Working together to help children learn and grow in a complex world
CANTERBURY BLOG
Dec. 19, 2019
Advent encouragement for the hectic holiday season
By Chaplain Hunter Silides

“Sometimes people walk right through a mystery and do not even know it is there. This time of year you will see people hurrying in the malls, buying things and doing this and that, but they miss the Mystery of Christmas. They don’t know how to get ready to enter a mystery, or maybe they forgot.”

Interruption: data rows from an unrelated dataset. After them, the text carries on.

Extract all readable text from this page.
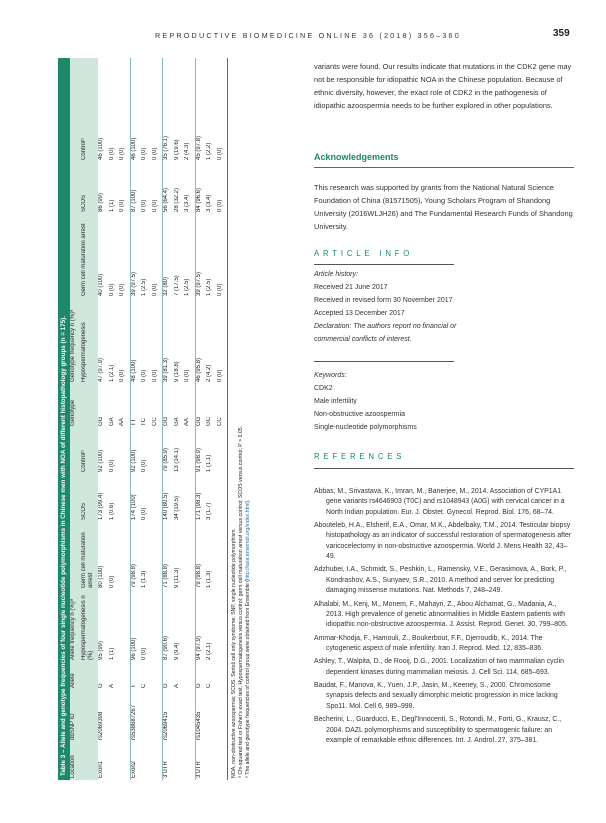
REPRODUCTIVE BIOMEDICINE ONLINE 36 (2018) 356–360	359
Table 3 – Allele and genotype frequencies of four single nucleotide polymorphisms in Chinese men with NOA of different histopathology groups (n = 175). Location	dbSNP ID	Allele	Allele frequency n (%)ᵃ				Genotype	Genotype frequency n (%)ᵃ			
			Hypospermatogenesis n (%)	Germ cell maturation arrest	SCOS	Controlᵇ		Hypospermatogenesis	Germ cell maturation arrest	SCOS	Controlᵇ
Exon1	rs2069398	G	95 (99)	80 (100)	173 (99.4)	92 (100)	GG	47 (97.9)	40 (100)	86 (99)	46 (100)
		A	1 (1)	0 (0)	1 (0.6)	0 (0)	GA	1 (2.1)	0 (0)	1 (1)	0 (0)
							AA	0 (0)	0 (0)	0 (0)	0 (0)
Exon2	rs538687267	T	96 (100)	79 (98.8)	174 (100)	92 (100)	TT	48 (100)	39 (97.5)	87 (100)	46 (100)
		C	0 (0)	1 (1.3)	0 (0)	0 (0)	TC	0 (0)	1 (2.5)	0 (0)	0 (0)
							CC	0 (0)	0 (0)	0 (0)	0 (0)
3'UTR	rs2069415	G	87 (90.6)	71 (88.8)	140 (80.5)	79 (85.9)	GG	39 (81.3)	32 (80)	56 (64.4)	35 (76.1)
		A	9 (9.4)	9 (11.3)	34 (19.5)	13 (14.1)	GA	9 (18.8)	7 (17.5)	28 (32.2)	9 (19.6)
							AA	0 (0)	1 (2.5)	3 (3.4)	2 (4.3)
3'UTR	rs1045435	G	94 (97.9)	79 (98.8)	171 (98.3)	91 (98.9)	GG	46 (95.8)	39 (97.5)	84 (96.6)	45 (97.8)
		C	2 (2.1)	1 (1.3)	3 (1.7)	1 (1.1)	GC	2 (4.2)	1 (2.5)	3 (3.4)	1 (2.2)
							CC	0 (0)	0 (0)	0 (0)	0 (0)
NOA, non-obstructive azoospermia; SCOS, Sertoli cell only syndrome; SNP, single nucleotide polymorphism. ᵃ Chi-squared test or Fisher's exact test. Hypospermatogenesis versus control; germ cell maturation arrest versus control; SCOS versus control; P > 0.05. ᵇ The allele and genotype frequencies of control group were obtained from Ensemble (http://asia.ensembl.org/index.html).
variants were found. Our results indicate that mutations in the CDK2 gene may not be responsible for idiopathic NOA in the Chinese population. Because of ethnic diversity, however, the exact role of CDK2 in the pathogenesis of idiopathic azoospermia needs to be further explored in other populations.
Acknowledgements
This research was supported by grants from the National Natural Science Foundation of China (81571505), Young Scholars Program of Shandong University (2016WLJH26) and The Fundamental Research Funds of Shandong University.
ARTICLE INFO
Article history:
Received 21 June 2017
Received in revised form 30 November 2017
Accepted 13 December 2017
Declaration: The authors report no financial or commercial conflicts of interest.
Keywords:
CDK2
Male infertility
Non-obstructive azoospermia
Single-nucleotide polymorphisms
REFERENCES
Abbas, M., Srivastava, K., Imran, M., Banerjee, M., 2014. Association of CYP1A1 gene variants rs4646903 (T0C) and rs1048943 (A0G) with cervical cancer in a North Indian population. Eur. J. Obstet. Gynecol. Reprod. Biol. 176, 68–74.
Abouteleb, H.A., Elsherif, E.A., Omar, M.K., Abdelbaky, T.M., 2014. Testicular biopsy histopathology as an indicator of successful restoration of spermatogenesis after varicocelectomy in non-obstructive azoospermia. World J. Mens Health 32, 43–49.
Adzhubei, I.A., Schmidt, S., Peshkin, L., Ramensky, V.E., Gerasimova, A., Bork, P., Kondrashov, A.S., Sunyaev, S.R., 2010. A method and server for predicting damaging missense mutations. Nat. Methods 7, 248–249.
Alhalabi, M., Kenj, M., Monem, F., Mahayri, Z., Abou Alchamat, G., Madania, A., 2013. High prevalence of genetic abnormalities in Middle Eastern patients with idiopathic non-obstructive azoospermia. J. Assist. Reprod. Genet. 30, 799–805.
Ammar-Khodja, F., Hamouli, Z., Boukerbout, F.F., Djerroudib, K., 2014. The cytogenetic aspect of male infertility. Iran J. Reprod. Med. 12, 835–836.
Ashley, T., Walpita, D., de Rooij, D.G., 2001. Localization of two mammalian cyclin dependent kinases during mammalian meiosis. J. Cell Sci. 114, 685–693.
Baudat, F., Manova, K., Yuen, J.P., Jasin, M., Keeney, S., 2000. Chromosome synapsis defects and sexually dimorphic meiotic progression in mice lacking Spo11. Mol. Cell 6, 989–998.
Becherini, L., Guarducci, E., Degl'Innocenti, S., Rotondi, M., Forti, G., Krausz, C., 2004. DAZL polymorphisms and susceptibility to spermatogenic failure: an example of remarkable ethnic differences. Int. J. Androl. 27, 375–381.
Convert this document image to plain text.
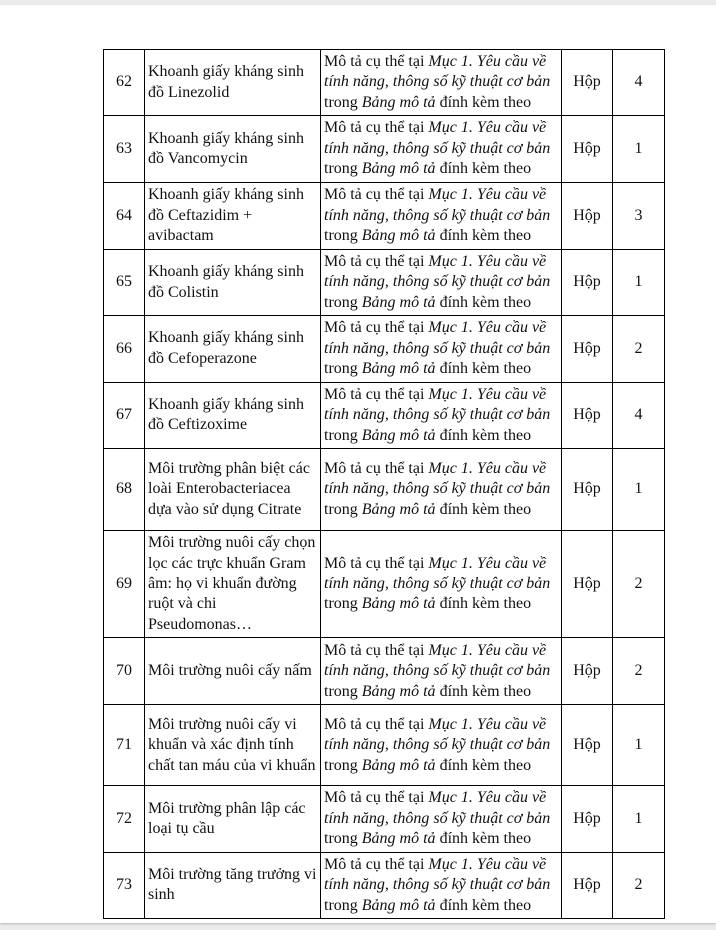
62	Khoanh giấy kháng sinh đồ Linezolid	Mô tả cụ thể tại Mục 1. Yêu cầu về tính năng, thông số kỹ thuật cơ bản trong Bảng mô tả đính kèm theo	Hộp	4
63	Khoanh giấy kháng sinh đồ Vancomycin	Mô tả cụ thể tại Mục 1. Yêu cầu về tính năng, thông số kỹ thuật cơ bản trong Bảng mô tả đính kèm theo	Hộp	1
64	Khoanh giấy kháng sinh đồ Ceftazidim + avibactam	Mô tả cụ thể tại Mục 1. Yêu cầu về tính năng, thông số kỹ thuật cơ bản trong Bảng mô tả đính kèm theo	Hộp	3
65	Khoanh giấy kháng sinh đồ Colistin	Mô tả cụ thể tại Mục 1. Yêu cầu về tính năng, thông số kỹ thuật cơ bản trong Bảng mô tả đính kèm theo	Hộp	1
66	Khoanh giấy kháng sinh đồ Cefoperazone	Mô tả cụ thể tại Mục 1. Yêu cầu về tính năng, thông số kỹ thuật cơ bản trong Bảng mô tả đính kèm theo	Hộp	2
67	Khoanh giấy kháng sinh đồ Ceftizoxime	Mô tả cụ thể tại Mục 1. Yêu cầu về tính năng, thông số kỹ thuật cơ bản trong Bảng mô tả đính kèm theo	Hộp	4
68	Môi trường phân biệt các loài Enterobacteriacea dựa vào sử dụng Citrate	Mô tả cụ thể tại Mục 1. Yêu cầu về tính năng, thông số kỹ thuật cơ bản trong Bảng mô tả đính kèm theo	Hộp	1
69	Môi trường nuôi cấy chọn lọc các trực khuẩn Gram âm: họ vi khuẩn đường ruột và chi Pseudomonas…	Mô tả cụ thể tại Mục 1. Yêu cầu về tính năng, thông số kỹ thuật cơ bản trong Bảng mô tả đính kèm theo	Hộp	2
70	Môi trường nuôi cấy nấm	Mô tả cụ thể tại Mục 1. Yêu cầu về tính năng, thông số kỹ thuật cơ bản trong Bảng mô tả đính kèm theo	Hộp	2
71	Môi trường nuôi cấy vi khuẩn và xác định tính chất tan máu của vi khuẩn	Mô tả cụ thể tại Mục 1. Yêu cầu về tính năng, thông số kỹ thuật cơ bản trong Bảng mô tả đính kèm theo	Hộp	1
72	Môi trường phân lập các loại tụ cầu	Mô tả cụ thể tại Mục 1. Yêu cầu về tính năng, thông số kỹ thuật cơ bản trong Bảng mô tả đính kèm theo	Hộp	1
73	Môi trường tăng trưởng vi sinh	Mô tả cụ thể tại Mục 1. Yêu cầu về tính năng, thông số kỹ thuật cơ bản trong Bảng mô tả đính kèm theo	Hộp	2
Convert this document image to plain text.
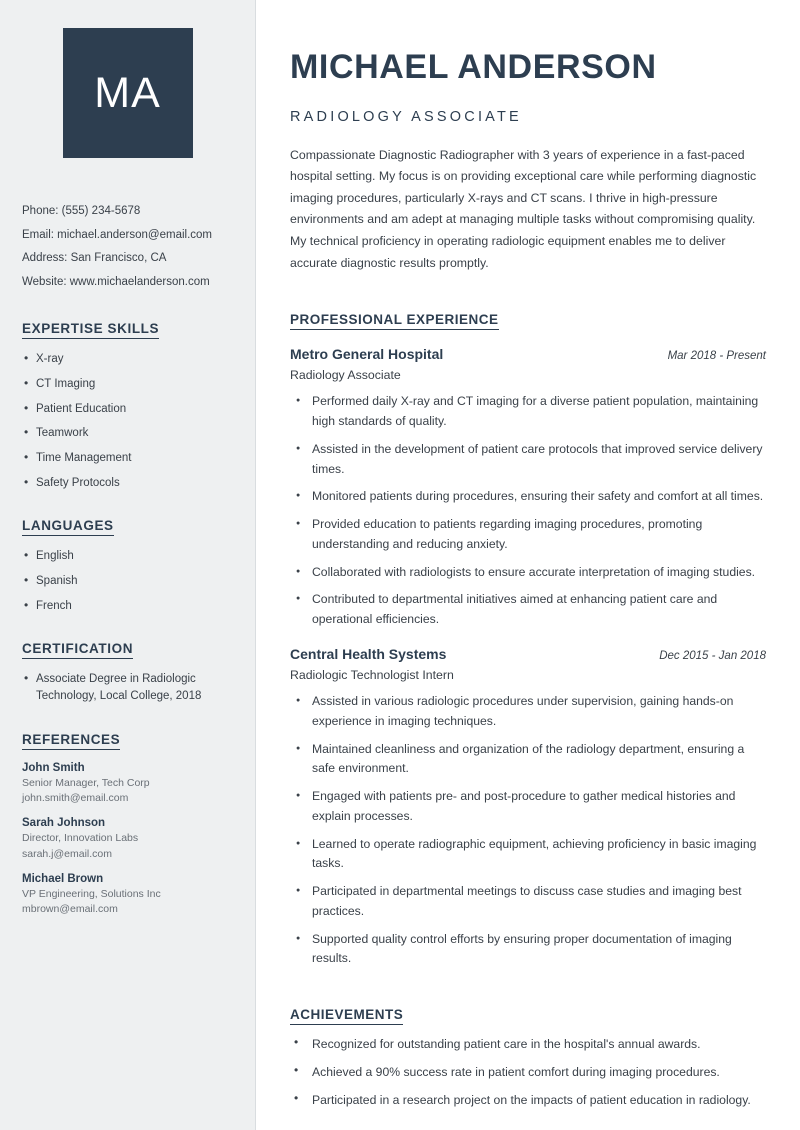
MA
Phone: (555) 234-5678
Email: michael.anderson@email.com
Address: San Francisco, CA
Website: www.michaelanderson.com
EXPERTISE SKILLS
• X-ray
• CT Imaging
• Patient Education
• Teamwork
• Time Management
• Safety Protocols
LANGUAGES
• English
• Spanish
• French
CERTIFICATION
• Associate Degree in Radiologic Technology, Local College, 2018
REFERENCES
John Smith
Senior Manager, Tech Corp
john.smith@email.com
Sarah Johnson
Director, Innovation Labs
sarah.j@email.com
Michael Brown
VP Engineering, Solutions Inc
mbrown@email.com
MICHAEL ANDERSON
RADIOLOGY ASSOCIATE

Compassionate Diagnostic Radiographer with 3 years of experience in a fast-paced hospital setting. My focus is on providing exceptional care while performing diagnostic imaging procedures, particularly X-rays and CT scans. I thrive in high-pressure environments and am adept at managing multiple tasks without compromising quality. My technical proficiency in operating radiologic equipment enables me to deliver accurate diagnostic results promptly.

PROFESSIONAL EXPERIENCE
Metro General Hospital	Mar 2018 - Present
Radiology Associate
● Performed daily X-ray and CT imaging for a diverse patient population, maintaining high standards of quality.
● Assisted in the development of patient care protocols that improved service delivery times.
● Monitored patients during procedures, ensuring their safety and comfort at all times.
● Provided education to patients regarding imaging procedures, promoting understanding and reducing anxiety.
● Collaborated with radiologists to ensure accurate interpretation of imaging studies.
● Contributed to departmental initiatives aimed at enhancing patient care and operational efficiencies.
Central Health Systems	Dec 2015 - Jan 2018
Radiologic Technologist Intern
● Assisted in various radiologic procedures under supervision, gaining hands-on experience in imaging techniques.
● Maintained cleanliness and organization of the radiology department, ensuring a safe environment.
● Engaged with patients pre- and post-procedure to gather medical histories and explain processes.
● Learned to operate radiographic equipment, achieving proficiency in basic imaging tasks.
● Participated in departmental meetings to discuss case studies and imaging best practices.
● Supported quality control efforts by ensuring proper documentation of imaging results.
ACHIEVEMENTS
• Recognized for outstanding patient care in the hospital's annual awards.
• Achieved a 90% success rate in patient comfort during imaging procedures.
• Participated in a research project on the impacts of patient education in radiology.
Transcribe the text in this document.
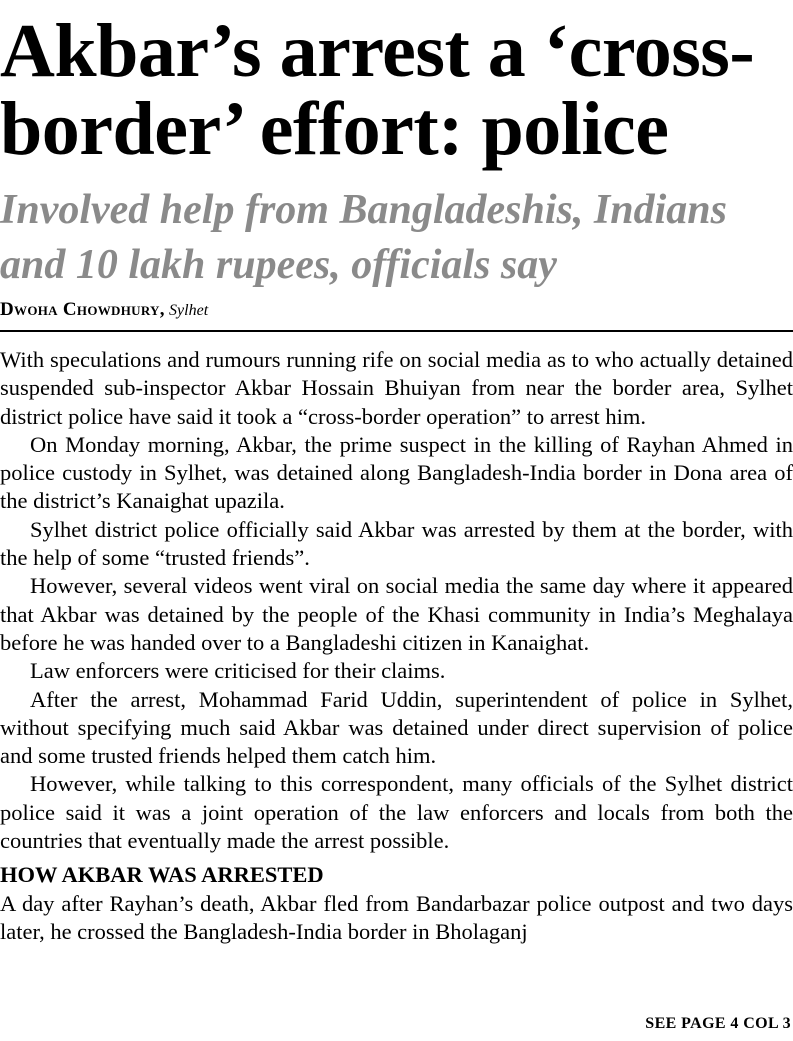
Akbar’s arrest a ‘cross-
border’ effort: police
Involved help from Bangladeshis, Indians
and 10 lakh rupees, officials say
Dwoha Chowdhury, Sylhet

With speculations and rumours running rife on social media as to who actually detained suspended sub-inspector Akbar Hossain Bhuiyan from near the border area, Sylhet district police have said it took a “cross-border operation” to arrest him.

On Monday morning, Akbar, the prime suspect in the killing of Rayhan Ahmed in police custody in Sylhet, was detained along Bangladesh-India border in Dona area of the district’s Kanaighat upazila.

Sylhet district police officially said Akbar was arrested by them at the border, with the help of some “trusted friends”.

However, several videos went viral on social media the same day where it appeared that Akbar was detained by the people of the Khasi community in India’s Meghalaya before he was handed over to a Bangladeshi citizen in Kanaighat.

Law enforcers were criticised for their claims.

After the arrest, Mohammad Farid Uddin, superintendent of police in Sylhet, without specifying much said Akbar was detained under direct supervision of police and some trusted friends helped them catch him.

However, while talking to this correspondent, many officials of the Sylhet district police said it was a joint operation of the law enforcers and locals from both the countries that eventually made the arrest possible.

HOW AKBAR WAS ARRESTED

A day after Rayhan’s death, Akbar fled from Bandarbazar police outpost and two days later, he crossed the Bangladesh-India border in Bholaganj

SEE PAGE 4 COL 3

Jerome Berryman, the Complete Guide to Godly Play, Vol. 3, Advent 1
Anna Harmon and I have been talking with our students in spiritual development about Advent since the beginning of December. Using the beautiful, natural wood materials for Godly Play, we have been journeying with the prophets, the holy family, the shepherds, and the Magi towards Bethlehem. We repeat the carefully crafted stories with reverence. The children look on with combined recognition and expectation. They know these stories, have experienced their power before, and yet, because these children are constantly changing and growing, these ancient stories are continually made new. Even to us, who have told and retold these stories countless times, our students show us new depths of the Mystery of Christmas every time we tell the stories. They may be ancient, but they are never old!
One might assume, in light of all this reverent telling of sacred stories, that the story teller herself wouldn’t be caught “hurrying in malls, buying things and doing this and that.” But I have been, from time to time this month, quite close to “missing the Mystery of Christmas” altogether! If you imagined that repeating the sacred mystery of Christmas several times a week would protect me from the bustle and rush, then you would be wrong! I am as susceptible to marketing and Christmas music in the grocery stores as the next person. I have half my lights up and the other half on the stairs at home. I can’t find my shoes in the morning under unwrapped gifts that I have “hidden” in my closet. As a result, I can find neither shoes nor gifts when I want them. The Mystery of Christmas itself might be in that closet of mine, and at this rate I wouldn’t find it until I went digging around for my flip flops in June.
As with so many aspects of parenting and teaching children, the preparation can overwhelm the desired outcome. In order to provide the kind of Christmas we want our children to have, parents can prepare ourselves into such a frenzy that by the end of the day on Dec. 25 we are exhausted to the point of being catatonic! If our goal at the beginning of Advent was to be focused more on presence than presents, that brain-dead slump we can fall into after a flurry of holiday entertaining can feel like a reproach to our good intentions.
But there is hope for those of us who “fail” at mindful, holiday calm. In fact, there is much more than hope. There is fulfillment! The very message of Christmas is that the Mystery we are trying to prepare for is more powerful than we ever imagined. Christmas, in the end, isn’t about what we do at all. Christmas is about what God does. God enters into our lives in the messiest bits, with a message of forgiveness. The baby is born, not under glittering holiday lights, but in a darkened stable. He is laid not in the guest bed made up with festive flannel reindeer sheets, but in the straw of the manger. Mary and Joseph were frantic in their preparations for the birth of their child, but they weren’t any more ready on Christmas Eve than I am going to be. Jesus came anyway.
He comes every year. Ready or not, the Mystery of Christmas breaks into our messy lives, dawns upon the cluttered closets of our hearts. Christ’s forgiveness touches all who desire it. We don’t need to be fully actualized, Bible-quoting, prayer warriors before we can receive Him. The only real preparation we need to do, I remember every year, is simply to wait for Him, to want Him. In our society where the independent individual is the ideal, we over-complicate what it means to get ready to receive the help and forgiveness that the Christ Child brings. Maybe we knew once and forgot. To prepare ourselves for the Mystery of Christmas is simply to remember that there is such a thing and to watch for it. As long as you are looking, you can’t miss it.
So, maybe we can relax this Advent. On His way to us is One whose only desire is to love and save us. We don’t have to perfect ourselves before He gets here! We know this story. We have experienced its power before, and yet, because every year we are older and have had another year’s worth of experience, we can hear it in a new way. If we prepare by simply seeking them, new depths of the Mystery of Christmas will reveal themselves to us. We aren’t loved by God because we have made ourselves lovable. God loves us because God is love and made us out of himself. Every year he sends Himself to us again, in the form of an irresistible baby who comes to us in the midst of our mess to bless us. Seek, and you will find Him!
Have a blessed Advent and a Merry Christmas!